College Student Turned Entrepreneur
Bailey Scott brings joy to Billings, one frozen treat at a time
Bailey Scott loves to get into her favorite ride, grab her friends, crank up the music and hit the streets to cruise around. Bailey’s “ride,” however, isn’t typical for most 20-year-olds. It’s a brightly decorated baby-blue ice cream truck filled with prepackaged ice cream treats and sweets. You see, Bailey, a Billings West High graduate, is the owner and operator of Bailey’s Frozen Novelties, a business she started from scratch at the age of 18. Now in her second full season, Bailey doesn’t have just one ice cream truck, she has a mini-fleet of two trucks plus several ice cream carts she brings to citywide events. It’s a thriving business and Bailey is turning ice cream into some serious cold hard cash.
“If I’m having a bad day all I have to do is get in my truck,” Bailey says with a smile. “Kids freak out over ice cream and older people are nostalgic about the truck. Everybody is happy to see me. Even the colors of my truck make me happy! The bottom line is this business brings people joy and I love that.”
So how does a teenager create a small ice cream enterprise? She does it with a lot of hard work, support from her family and a few Pinterest idea boards to spur on the dreams she’s held since she was a child.

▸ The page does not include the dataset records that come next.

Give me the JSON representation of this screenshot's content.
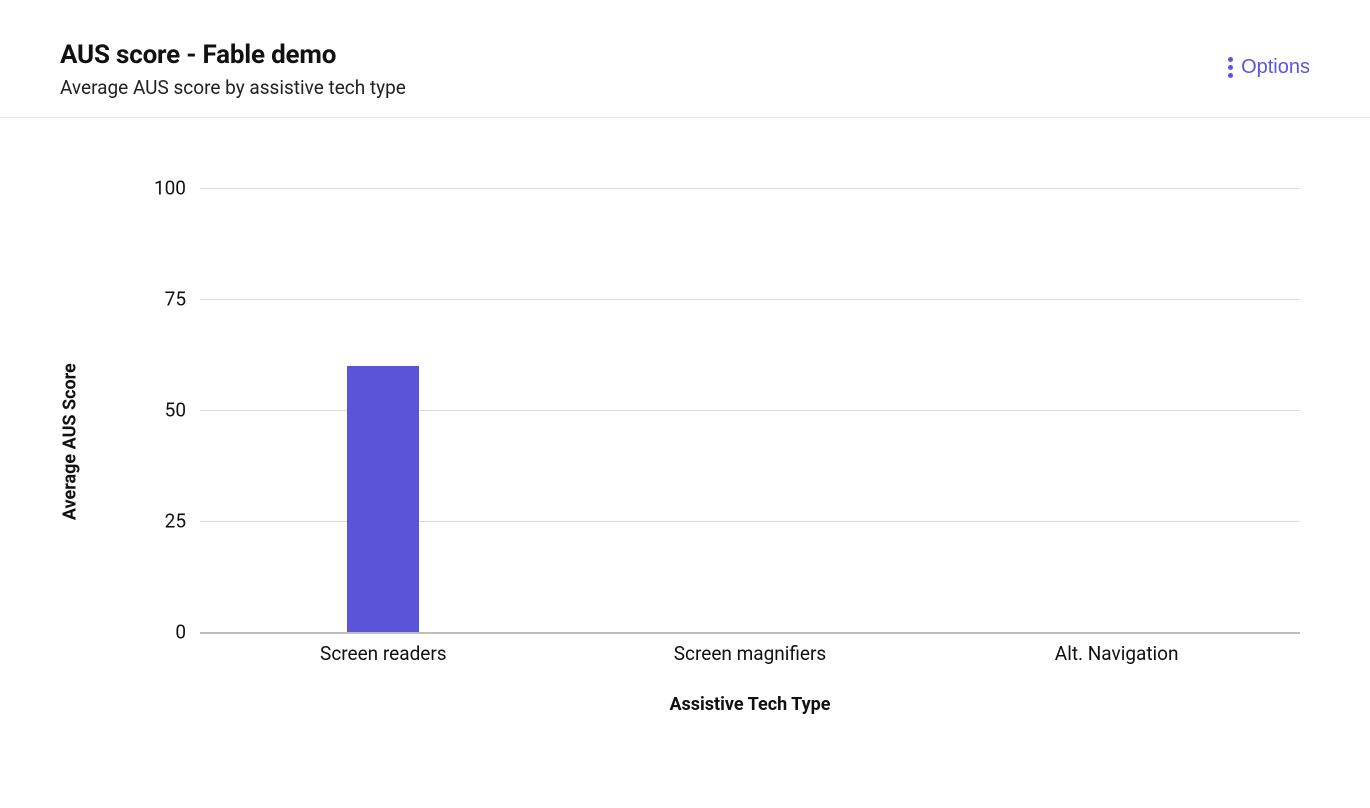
{
  "header": {
    "title": "AUS score - Fable demo",
    "subtitle": "Average AUS score by assistive tech type",
    "options_label": "Options"
  },
  "colors": {
    "accent": "#5a55e0",
    "bar_fill": "#5a55d8",
    "grid": "#dcdcdc"
  },
  "chart_data": {
    "type": "bar",
    "title": "AUS score - Fable demo",
    "categories": [
      "Screen readers",
      "Screen magnifiers",
      "Alt. Navigation"
    ],
    "values": [
      60,
      0,
      0
    ],
    "xlabel": "Assistive Tech Type",
    "ylabel": "Average AUS Score",
    "ylim": [
      0,
      100
    ],
    "yticks": [
      0,
      25,
      50,
      75,
      100
    ]
  }
}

“I remember Bailey talking about owning a business and coming up with ideas since she was little,” says her father, Pat. Knowing his daughter’s ambitions, in the summer of 2016 while Bailey was at a summer camp in Vancouver, British Columbia, Pat spied an old Utilimaster truck sitting in front of an HVAC business in town. He purchased the van for $1,000 and from that point on the truck sparked a crash course for Bailey on owning a business. “I had her write out a business plan for me,” says Pat, who bankrolled his daughter’s venture. “Even though I was loaning her the money, I wanted her to think through some of details of owning a business.” As with all businesses, Bailey’s Frozen Novelties began with a lot of sweat equity.

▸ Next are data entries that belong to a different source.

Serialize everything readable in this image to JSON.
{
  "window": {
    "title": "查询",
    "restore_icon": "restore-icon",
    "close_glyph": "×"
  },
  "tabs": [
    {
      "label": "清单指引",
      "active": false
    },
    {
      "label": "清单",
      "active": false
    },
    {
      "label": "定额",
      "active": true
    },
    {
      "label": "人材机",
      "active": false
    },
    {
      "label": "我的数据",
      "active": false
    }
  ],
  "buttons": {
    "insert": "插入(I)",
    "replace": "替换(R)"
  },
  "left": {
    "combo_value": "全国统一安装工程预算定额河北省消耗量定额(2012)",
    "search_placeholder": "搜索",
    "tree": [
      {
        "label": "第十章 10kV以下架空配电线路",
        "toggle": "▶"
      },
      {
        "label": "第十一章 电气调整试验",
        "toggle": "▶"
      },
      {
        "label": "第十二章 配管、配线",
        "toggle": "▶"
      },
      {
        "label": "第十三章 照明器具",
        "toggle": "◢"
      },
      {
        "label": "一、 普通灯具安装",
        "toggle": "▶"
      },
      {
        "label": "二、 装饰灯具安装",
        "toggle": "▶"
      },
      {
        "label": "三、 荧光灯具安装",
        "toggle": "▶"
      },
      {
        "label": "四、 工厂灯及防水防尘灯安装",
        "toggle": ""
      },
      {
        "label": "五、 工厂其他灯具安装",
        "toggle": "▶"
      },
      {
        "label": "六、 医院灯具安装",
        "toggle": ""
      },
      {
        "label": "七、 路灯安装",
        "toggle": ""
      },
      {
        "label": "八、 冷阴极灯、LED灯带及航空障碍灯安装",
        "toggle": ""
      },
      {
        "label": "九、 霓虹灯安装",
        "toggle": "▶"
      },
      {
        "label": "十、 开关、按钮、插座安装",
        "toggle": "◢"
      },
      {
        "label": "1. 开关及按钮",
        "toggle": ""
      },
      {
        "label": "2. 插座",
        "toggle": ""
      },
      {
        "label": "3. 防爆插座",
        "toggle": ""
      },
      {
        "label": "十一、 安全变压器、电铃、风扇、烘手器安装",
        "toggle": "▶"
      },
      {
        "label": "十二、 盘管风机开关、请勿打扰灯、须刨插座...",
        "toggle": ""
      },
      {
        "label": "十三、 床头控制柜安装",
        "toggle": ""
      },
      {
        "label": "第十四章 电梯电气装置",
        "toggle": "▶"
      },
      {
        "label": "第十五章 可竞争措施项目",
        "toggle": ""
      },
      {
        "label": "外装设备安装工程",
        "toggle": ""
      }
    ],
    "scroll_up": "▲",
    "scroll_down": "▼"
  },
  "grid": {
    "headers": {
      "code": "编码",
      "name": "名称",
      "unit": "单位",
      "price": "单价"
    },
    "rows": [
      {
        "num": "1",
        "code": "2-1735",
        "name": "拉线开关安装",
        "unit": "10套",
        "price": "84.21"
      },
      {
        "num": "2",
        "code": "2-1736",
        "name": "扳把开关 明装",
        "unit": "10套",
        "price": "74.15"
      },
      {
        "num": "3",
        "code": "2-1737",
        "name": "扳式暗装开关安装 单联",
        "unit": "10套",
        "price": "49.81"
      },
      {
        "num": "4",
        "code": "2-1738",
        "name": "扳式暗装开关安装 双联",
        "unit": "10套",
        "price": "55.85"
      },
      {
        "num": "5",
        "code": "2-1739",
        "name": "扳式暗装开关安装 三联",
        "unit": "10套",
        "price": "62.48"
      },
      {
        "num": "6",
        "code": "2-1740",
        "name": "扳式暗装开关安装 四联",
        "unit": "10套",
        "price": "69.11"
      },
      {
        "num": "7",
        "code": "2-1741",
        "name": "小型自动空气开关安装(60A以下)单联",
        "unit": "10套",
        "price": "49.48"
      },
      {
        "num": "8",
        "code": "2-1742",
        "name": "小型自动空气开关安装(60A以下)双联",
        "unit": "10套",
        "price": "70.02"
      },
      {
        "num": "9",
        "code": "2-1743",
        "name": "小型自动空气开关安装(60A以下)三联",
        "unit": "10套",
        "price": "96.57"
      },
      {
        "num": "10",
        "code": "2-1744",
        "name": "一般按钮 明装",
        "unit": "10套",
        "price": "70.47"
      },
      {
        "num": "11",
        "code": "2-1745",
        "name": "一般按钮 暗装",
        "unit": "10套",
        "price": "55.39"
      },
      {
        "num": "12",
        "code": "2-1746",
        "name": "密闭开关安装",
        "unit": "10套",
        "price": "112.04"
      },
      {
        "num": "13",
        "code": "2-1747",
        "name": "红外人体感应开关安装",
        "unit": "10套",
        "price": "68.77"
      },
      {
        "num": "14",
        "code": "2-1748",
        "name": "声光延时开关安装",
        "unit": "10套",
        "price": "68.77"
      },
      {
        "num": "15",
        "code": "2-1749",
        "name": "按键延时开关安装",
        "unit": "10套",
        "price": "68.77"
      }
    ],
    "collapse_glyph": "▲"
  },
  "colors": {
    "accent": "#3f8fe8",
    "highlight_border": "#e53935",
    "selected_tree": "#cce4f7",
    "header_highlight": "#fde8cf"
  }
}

“The truck was crappy,” Bailey says with a laugh. “It was rusted out and had rats’ nests in it.” The previous owner had used the truck as a business sign, so it had sat empty for quite some time. During about three weeks of hard work, Bailey and her dad ripped the truck apart and replaced much of the interior. “Bailey worked really hard sanding the truck,” her dad says. “She burned up two sanders just trying to get the paint off!”
Since the early days, Bailey’s village of friends, family and business connections have shared knowledge and ideas with her as she’s tried to keep her finger on the pulse of her business every step of the way. “I did a lot of research. You would be surprised at how much stuff there is out there for ice cream trucks,” she says today.
Everything about the look of her fleet has been Bailey all the way. She designed the menu. She drew out ideas for signage. She chose the specialty freezers that hold her delicious treats. She handpicked the Blue Bunny and Wilcoxson’s items to sell. She handled all the licensing and she worked with the City/County Health Department to make sure everything was up to code. She even designed her logo with help from a free online logo resource. A Billings creative company refined the look and made it user ready for her sweet little startup. The result was a cartoon version of Bailey herself with a smile at the top and her trademark Chaco sandals at her feet.
After two months of hard work, Bailey’s Frozen Novelties was ready to hit the road
“The support and excitement around the business has been really cool,” Bailey says. She adds that one of her biggest obstacles was self-doubt. It was something she had to work hard to get through. “Keep talking about it and somebody will believe in you and be on board. You just can’t defeat yourself before you even get going,” she says.
Even after pushing that self-doubt aside, Bailey knew there were unique challenges to being a young business owner. “It’s hard when people think I didn’t come up with the business and didn’t do the work myself since I’m so young,” she says. Bailey’s father has had a front row seat to the challenges. “She has had some tough lessons to learn about business. You know, with our children, we want them to have unlimited success. It’s tough to watch them struggle, but she has done it on her own,” her father says. “I just hate it when people are mean or super critical,” Bailey says. “And I hate being told ‘no.’” Obstacles aside, Bailey’s homegrown business is doing exceptionally well.
After an incredibly busy season last year and witnessing a little burnout, this year Bailey has brought on nine employees, added another truck to her business plus some ice cream carts to help her fill all her scheduled events. While Bailey admits the hiring process was hard, “I wanted outgoing people and people who I enjoyed being around.” She found the right mix. With employees trained and trucks already on the move, Bailey’s Frozen Novelties is booked all season, serving up sweetness for birthday parties, community events, MontanaFair and even a few weddings. “Weddings are so fun! It’s really creative to have something different at the wedding like an ice cream cart.”
With a lot of hard work, Bailey’s sweet dreams are becoming a reality. Since she’s not one to sit idle, she’s already planning for growth to be able to bring more joy to Billings, one frozen treat at a time. “I’m so grateful for all the support and to my family for helping me get started,” Bailey says. “Bottom line, people will support your dream if you let them.”